C'est précisément lors de la remise de ce véhicule chargé d'argent que le piège se serait refermé sur les suspects. La brigade criminelle, qui semblait avoir eu vent de l'opération, est intervenue au domicile de l'ancien ministre Homeky, où se trouvait également le colonel Tévoédjrè.

Cette intervention minutieusement orchestrée a permis l'arrestation d'Olivier Boko et d'Oswald Homeky, pris, selon les autorités, en flagrant délit de préparation d'un coup d'État. La présence du colonel Tévoédjrè sur les lieux au moment de la transaction présumée ajoute une dimension particulièrement troublante à l'affaire.

Cette affaire ébranle les fondations mêmes du pouvoir au Bénin. Olivier Boko, autrefois considéré comme un pilier du régime Talon, se retrouve aujourd'hui accusé de comploter contre celui qu'il soutenait hier encore. Ce revirement spectaculaire soulève des questions sur les tensions latentes au sein de l'élite politique et économique du pays.

L'implication présumée d'un ancien ministre comme Oswald Homeky jette également une ombre sur la cohésion du gouvernement et la loyauté de certains hauts responsables.

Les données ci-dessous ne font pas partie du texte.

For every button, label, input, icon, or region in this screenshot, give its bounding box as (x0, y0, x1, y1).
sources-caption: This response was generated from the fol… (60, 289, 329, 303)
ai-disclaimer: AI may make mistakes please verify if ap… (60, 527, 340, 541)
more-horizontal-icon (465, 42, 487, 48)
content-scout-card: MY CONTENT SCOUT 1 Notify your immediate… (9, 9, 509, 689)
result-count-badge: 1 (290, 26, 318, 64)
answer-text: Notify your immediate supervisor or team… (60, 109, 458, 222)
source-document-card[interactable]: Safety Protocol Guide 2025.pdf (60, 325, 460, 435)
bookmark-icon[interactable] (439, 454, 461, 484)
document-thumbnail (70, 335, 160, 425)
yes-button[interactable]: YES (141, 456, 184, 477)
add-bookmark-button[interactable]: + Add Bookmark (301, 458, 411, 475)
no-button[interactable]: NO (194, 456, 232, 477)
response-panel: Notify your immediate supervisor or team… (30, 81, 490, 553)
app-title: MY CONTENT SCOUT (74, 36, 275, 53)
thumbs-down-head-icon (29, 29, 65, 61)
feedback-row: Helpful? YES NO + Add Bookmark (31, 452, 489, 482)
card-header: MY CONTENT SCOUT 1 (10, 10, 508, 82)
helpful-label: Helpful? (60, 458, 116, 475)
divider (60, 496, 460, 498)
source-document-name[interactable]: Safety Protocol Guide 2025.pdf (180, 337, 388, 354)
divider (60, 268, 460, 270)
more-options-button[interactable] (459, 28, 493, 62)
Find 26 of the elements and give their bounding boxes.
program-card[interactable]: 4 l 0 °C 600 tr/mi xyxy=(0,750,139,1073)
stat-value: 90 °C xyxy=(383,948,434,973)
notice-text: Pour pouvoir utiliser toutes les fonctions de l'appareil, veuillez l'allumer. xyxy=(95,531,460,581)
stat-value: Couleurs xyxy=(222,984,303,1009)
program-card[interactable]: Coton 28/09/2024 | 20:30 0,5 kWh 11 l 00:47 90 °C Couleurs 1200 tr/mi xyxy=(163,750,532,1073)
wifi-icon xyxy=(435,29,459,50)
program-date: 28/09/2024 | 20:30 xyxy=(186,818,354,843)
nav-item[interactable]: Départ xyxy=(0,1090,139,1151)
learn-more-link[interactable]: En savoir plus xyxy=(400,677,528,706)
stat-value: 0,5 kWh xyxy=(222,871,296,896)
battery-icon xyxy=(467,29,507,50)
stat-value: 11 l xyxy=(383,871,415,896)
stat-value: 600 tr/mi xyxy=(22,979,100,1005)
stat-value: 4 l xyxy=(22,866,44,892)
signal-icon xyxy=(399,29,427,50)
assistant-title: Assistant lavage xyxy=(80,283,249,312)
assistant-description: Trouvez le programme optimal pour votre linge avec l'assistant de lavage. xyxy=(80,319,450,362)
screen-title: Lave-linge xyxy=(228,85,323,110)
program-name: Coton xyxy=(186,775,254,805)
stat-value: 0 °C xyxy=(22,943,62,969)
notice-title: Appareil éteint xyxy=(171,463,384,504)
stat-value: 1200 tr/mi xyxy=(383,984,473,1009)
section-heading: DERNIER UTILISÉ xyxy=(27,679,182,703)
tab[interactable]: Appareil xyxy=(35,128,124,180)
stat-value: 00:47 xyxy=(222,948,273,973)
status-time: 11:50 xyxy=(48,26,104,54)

Quant au rôle supposé du commandant de la Garde républicaine, il soulève des inquiétudes sérieuses sur la fiabilité des institutions chargées de la sécurité de l'État.

Cette affaire intervient dans un contexte régional tendu, marqué par une série de coups d'État dans plusieurs pays voisins du Bénin. Elle rappelle la fragilité des institutions démocratiques en Afrique de l'Ouest et les défis permanents auxquels font face les gouvernements de la région pour maintenir la stabilité politique.

Les accusés font désormais face à des charges extrêmement graves, notamment de complot contre la sûreté de l'État. L'enquête en cours promet d'être longue et complexe, avec potentiellement d'autres arrestations à venir si un réseau plus large venait à être découvert.

La Cour de répression des infractions économiques et du terrorisme (Criet), juridiction spéciale créée sous la présidence Talon, sera vraisemblablement chargée de juger cette affaire. Son indépendance et son impartialité seront scrutées de près, tant par l'opinion publique béninoise que par la communauté internationale.